Koronavirüs Süreci Öncelikle Kelam Ve Fıkhın Konusudur

Koronavirüs yeni bir kelami bakışa ihtiyacımız olduğunu gösteriyor. Bu kelami anlayışın ana kodlarını insanın davranışlarında özgür olduğu inancı oluşturmalıdır. Dolayısıyla yeni anlayış insanı eylemlerinden sorumlu tutan özgürlükçü anlayıştır.

Koronavirüs Süreci Öncelikle Kelam Ve Fıkhın Konusudur

Koronavirüs yeni bir kelami bakışa ihtiyacımız olduğunu gösteriyor. Bu kelami anlayışın ana kodlarını insanın davranışlarında özgür olduğu inancı oluşturmalıdır. Dolayısıyla yeni anlayış insanı eylemlerinden sorumlu tutan özgürlükçü anlayıştır.

Kur'an'i Hayat Dergisi

Dünyanın ve ülkemizin içinden geçtiği koronavirüs süreci farklı değerlendirmeleri de beraberinden getirmiştir. Bu değerlendirmeler farklı bakış açılarını da ortaya çıkarmıştır.

1- Koronavirüsün şimdiye kadar insanlığın karşılaştığı, yayılma hızı güçlü bir virüs olduğunu savunanlar. Bunlar, kendilerini korumak ve virüsün yayılmaması için gerekli özeni gösteriyorlar.

2- Koronavirüse karşı umursamaz, sofist, sinik, septik ve anarşist tepki verenler. Bunlar kendilerini ve toplumu korumak konusunda bir isteğe sahip değiller. Çeşitli ülkelerde maske karşıtı eylemler yapıyorlar.

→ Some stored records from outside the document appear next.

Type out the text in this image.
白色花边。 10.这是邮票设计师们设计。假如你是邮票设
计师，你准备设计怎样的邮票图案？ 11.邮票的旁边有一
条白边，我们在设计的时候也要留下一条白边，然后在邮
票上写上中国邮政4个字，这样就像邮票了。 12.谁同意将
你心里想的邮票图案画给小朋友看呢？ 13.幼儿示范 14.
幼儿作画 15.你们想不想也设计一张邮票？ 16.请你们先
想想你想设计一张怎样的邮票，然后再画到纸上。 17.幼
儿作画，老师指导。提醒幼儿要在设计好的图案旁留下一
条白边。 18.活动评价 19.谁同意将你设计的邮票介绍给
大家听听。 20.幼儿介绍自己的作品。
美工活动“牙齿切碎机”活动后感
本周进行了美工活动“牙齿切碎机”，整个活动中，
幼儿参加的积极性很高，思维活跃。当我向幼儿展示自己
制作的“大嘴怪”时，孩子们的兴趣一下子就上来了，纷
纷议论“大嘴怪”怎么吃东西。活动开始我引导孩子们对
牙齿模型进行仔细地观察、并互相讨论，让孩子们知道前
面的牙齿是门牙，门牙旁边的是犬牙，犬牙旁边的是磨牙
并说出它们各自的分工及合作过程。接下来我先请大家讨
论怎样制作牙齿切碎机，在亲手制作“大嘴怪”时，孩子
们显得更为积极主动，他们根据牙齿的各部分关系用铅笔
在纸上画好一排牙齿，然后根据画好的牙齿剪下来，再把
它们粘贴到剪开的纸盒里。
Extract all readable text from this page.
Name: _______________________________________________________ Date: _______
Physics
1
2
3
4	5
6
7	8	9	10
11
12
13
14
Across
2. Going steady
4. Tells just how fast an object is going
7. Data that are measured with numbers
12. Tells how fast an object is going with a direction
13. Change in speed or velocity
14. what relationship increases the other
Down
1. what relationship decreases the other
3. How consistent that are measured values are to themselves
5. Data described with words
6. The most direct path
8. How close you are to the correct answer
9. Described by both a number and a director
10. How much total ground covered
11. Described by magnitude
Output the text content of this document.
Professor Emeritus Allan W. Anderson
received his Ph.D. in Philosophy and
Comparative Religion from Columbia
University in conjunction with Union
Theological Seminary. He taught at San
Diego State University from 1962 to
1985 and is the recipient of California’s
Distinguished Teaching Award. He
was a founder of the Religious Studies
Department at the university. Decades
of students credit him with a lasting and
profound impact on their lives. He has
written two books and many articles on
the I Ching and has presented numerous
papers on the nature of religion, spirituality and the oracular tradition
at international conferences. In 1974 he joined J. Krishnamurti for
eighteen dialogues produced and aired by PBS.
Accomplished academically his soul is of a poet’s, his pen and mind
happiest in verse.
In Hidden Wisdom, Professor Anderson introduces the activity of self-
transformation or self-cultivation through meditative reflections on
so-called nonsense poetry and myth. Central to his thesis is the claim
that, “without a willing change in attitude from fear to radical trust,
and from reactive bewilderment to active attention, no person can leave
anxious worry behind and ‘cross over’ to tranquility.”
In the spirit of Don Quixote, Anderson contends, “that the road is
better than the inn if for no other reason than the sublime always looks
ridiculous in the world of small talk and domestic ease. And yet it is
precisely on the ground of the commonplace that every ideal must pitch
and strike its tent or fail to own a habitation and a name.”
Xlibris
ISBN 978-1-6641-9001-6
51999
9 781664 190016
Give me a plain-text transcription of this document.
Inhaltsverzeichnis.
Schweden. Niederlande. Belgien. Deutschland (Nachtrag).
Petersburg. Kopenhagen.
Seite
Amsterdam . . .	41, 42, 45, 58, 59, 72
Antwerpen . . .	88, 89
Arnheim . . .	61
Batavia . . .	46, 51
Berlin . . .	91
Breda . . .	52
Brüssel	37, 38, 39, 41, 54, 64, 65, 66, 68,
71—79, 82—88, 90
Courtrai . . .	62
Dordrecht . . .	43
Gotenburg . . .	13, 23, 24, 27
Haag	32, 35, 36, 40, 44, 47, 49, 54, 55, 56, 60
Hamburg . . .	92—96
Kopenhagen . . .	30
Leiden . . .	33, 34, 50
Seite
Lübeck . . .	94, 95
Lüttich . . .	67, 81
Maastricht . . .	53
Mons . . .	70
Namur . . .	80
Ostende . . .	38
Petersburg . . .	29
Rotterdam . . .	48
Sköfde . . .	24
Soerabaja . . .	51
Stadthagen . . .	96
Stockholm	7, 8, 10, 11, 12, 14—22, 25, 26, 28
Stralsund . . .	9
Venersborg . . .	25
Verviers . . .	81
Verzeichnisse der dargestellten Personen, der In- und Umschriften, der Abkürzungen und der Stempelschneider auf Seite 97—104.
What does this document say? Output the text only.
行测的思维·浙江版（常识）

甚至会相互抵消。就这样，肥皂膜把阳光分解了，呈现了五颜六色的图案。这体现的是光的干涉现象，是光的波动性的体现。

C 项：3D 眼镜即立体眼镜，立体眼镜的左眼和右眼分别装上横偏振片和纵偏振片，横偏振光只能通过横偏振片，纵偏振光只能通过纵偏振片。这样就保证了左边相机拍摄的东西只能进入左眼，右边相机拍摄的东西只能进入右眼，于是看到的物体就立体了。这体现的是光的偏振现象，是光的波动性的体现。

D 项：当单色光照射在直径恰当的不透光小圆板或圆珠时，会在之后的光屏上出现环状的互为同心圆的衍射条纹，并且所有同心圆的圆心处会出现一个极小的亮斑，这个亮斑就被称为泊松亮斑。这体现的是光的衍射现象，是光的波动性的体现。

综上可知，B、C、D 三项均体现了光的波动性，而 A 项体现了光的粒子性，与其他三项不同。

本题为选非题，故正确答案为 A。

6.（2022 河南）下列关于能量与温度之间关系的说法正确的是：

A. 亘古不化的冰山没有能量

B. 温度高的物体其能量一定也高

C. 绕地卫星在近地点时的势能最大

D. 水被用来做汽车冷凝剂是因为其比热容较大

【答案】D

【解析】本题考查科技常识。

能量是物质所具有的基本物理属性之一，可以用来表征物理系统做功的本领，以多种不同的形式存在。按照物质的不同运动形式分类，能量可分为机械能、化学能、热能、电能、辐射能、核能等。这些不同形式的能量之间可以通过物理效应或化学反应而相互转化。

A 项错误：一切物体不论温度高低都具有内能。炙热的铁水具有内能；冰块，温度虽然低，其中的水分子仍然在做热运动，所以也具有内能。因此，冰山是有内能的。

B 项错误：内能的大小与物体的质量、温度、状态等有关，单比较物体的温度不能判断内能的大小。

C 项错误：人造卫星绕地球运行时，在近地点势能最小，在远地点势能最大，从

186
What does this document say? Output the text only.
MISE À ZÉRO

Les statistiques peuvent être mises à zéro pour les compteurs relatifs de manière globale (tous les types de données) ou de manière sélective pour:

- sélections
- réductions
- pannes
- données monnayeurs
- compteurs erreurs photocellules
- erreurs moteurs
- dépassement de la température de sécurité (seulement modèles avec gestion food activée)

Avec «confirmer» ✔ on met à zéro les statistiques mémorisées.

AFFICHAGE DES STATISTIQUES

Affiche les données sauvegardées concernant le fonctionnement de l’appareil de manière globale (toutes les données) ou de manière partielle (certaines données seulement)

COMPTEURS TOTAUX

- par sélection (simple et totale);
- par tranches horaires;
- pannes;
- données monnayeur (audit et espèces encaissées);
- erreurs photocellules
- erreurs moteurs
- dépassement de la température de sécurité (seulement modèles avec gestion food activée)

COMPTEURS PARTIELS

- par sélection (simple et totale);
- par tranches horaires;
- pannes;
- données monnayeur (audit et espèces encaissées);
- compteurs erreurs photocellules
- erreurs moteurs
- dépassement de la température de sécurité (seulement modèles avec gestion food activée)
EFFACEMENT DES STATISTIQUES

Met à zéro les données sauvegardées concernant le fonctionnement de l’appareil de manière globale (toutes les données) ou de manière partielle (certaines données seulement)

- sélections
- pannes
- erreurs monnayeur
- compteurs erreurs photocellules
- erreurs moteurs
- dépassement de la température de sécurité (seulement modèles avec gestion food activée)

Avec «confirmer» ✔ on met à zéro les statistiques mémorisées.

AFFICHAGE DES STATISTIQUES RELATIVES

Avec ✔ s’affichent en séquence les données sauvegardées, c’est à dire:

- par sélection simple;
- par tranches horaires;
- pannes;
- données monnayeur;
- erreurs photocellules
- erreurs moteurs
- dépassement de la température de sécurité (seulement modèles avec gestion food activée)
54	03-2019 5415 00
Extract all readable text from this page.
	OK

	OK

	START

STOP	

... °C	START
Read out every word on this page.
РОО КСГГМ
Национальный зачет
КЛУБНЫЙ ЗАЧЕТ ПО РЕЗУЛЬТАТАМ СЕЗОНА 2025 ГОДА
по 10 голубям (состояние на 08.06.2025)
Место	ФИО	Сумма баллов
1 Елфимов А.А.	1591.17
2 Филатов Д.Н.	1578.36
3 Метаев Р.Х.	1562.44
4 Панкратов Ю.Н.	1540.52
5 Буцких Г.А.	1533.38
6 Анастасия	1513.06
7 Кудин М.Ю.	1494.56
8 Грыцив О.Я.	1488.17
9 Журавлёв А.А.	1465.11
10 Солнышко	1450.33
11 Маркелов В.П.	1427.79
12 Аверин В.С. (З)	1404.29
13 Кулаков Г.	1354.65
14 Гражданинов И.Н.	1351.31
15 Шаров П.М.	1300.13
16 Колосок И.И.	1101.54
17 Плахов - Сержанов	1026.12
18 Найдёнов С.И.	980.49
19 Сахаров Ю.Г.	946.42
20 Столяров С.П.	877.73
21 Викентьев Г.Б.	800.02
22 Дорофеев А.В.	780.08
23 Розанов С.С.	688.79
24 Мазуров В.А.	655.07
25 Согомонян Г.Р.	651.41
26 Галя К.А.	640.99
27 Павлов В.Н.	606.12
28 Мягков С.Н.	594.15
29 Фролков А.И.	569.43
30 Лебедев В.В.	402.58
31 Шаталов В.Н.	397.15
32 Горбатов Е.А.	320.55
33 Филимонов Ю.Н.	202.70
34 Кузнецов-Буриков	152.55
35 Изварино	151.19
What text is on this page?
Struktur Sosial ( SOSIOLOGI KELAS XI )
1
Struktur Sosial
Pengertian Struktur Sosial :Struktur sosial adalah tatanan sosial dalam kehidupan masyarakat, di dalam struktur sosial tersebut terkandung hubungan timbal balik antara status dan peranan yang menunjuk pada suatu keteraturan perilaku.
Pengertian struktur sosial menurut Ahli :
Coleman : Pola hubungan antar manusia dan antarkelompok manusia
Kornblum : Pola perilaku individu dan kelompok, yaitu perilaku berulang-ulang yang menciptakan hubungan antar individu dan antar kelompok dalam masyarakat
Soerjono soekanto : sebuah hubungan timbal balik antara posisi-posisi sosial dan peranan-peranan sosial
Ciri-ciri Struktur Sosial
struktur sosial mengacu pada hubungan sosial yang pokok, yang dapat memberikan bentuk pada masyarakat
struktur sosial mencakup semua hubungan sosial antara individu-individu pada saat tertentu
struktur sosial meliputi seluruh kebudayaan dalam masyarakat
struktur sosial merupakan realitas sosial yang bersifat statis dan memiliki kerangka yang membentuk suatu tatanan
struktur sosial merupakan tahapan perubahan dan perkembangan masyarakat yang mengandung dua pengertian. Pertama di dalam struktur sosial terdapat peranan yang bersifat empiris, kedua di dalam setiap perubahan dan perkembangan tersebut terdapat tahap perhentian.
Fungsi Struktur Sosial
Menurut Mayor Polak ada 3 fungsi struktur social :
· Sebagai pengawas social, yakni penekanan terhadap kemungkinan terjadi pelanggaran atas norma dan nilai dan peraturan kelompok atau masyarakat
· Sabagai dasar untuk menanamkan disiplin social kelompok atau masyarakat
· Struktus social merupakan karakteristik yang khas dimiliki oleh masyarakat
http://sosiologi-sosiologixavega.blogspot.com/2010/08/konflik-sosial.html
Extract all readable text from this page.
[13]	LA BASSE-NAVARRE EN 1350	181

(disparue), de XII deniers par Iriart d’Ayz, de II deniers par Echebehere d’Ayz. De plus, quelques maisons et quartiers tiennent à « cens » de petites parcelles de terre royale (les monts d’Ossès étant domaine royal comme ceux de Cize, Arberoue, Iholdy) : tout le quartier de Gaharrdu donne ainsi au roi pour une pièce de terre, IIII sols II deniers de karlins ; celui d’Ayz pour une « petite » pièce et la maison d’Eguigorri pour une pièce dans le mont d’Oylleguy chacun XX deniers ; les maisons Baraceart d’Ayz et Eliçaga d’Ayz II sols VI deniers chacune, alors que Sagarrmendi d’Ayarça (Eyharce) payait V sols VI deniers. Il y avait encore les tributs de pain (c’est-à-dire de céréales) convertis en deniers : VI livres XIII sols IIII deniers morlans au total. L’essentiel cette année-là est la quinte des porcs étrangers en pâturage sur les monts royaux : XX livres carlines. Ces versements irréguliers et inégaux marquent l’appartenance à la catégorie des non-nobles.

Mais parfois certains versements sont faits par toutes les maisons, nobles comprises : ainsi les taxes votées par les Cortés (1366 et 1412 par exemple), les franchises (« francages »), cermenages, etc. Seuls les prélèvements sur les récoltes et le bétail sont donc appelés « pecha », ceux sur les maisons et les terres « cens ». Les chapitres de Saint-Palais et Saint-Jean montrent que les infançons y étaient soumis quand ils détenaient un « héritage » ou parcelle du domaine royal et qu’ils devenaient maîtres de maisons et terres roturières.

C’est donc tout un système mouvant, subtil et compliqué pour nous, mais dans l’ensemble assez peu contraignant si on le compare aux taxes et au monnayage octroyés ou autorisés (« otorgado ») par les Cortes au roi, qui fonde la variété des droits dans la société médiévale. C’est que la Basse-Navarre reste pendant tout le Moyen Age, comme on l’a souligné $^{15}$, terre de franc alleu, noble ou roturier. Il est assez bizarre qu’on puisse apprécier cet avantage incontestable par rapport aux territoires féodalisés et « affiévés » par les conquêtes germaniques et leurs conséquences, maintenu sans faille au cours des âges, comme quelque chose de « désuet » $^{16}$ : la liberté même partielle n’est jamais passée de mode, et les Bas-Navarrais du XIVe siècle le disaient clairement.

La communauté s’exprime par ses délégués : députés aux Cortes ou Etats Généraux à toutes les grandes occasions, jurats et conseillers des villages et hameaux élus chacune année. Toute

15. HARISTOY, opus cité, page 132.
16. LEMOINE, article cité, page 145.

3- Koronavirüsün belirli güç merkezlerinde üretildiğine inanan kuşkucu komplocular. Bunlar hastalığın üretildiğini, hastalığı çıkaranların önlemini de bildiğini, ancak daha çok ekonomik gelir elde etmek için yaygınlaşmasını beklediklerini iddia ediyorlar.

4- Koronavirüse inanmasa bile çevrelerinde tedirgin olan insanlara duyduğu ahlaki kaygıdan dolayı önlem alanlar. Bunlar hastalığa kuşku ile baksalar da, başkalarına duydukları saygıdan dolayı önlemlerini alıyorlar.

5-Koronavirüse inanmayan ve umursamayan ancak çevresindeki diğer insanlara da saygısı olmayanlar. Bunlar hem virüsü önemsemiyor hem de başkalarına yayma konusunda endişe etmiyorlar.

6- Ölümden müthiş korkan ama "nasıl olsa herkes ölecek" anlayışına sığınan ve sorunu kadere yükleyen sorumsuzlar. Bunların anlayışı kendi içinde tutarsızdır.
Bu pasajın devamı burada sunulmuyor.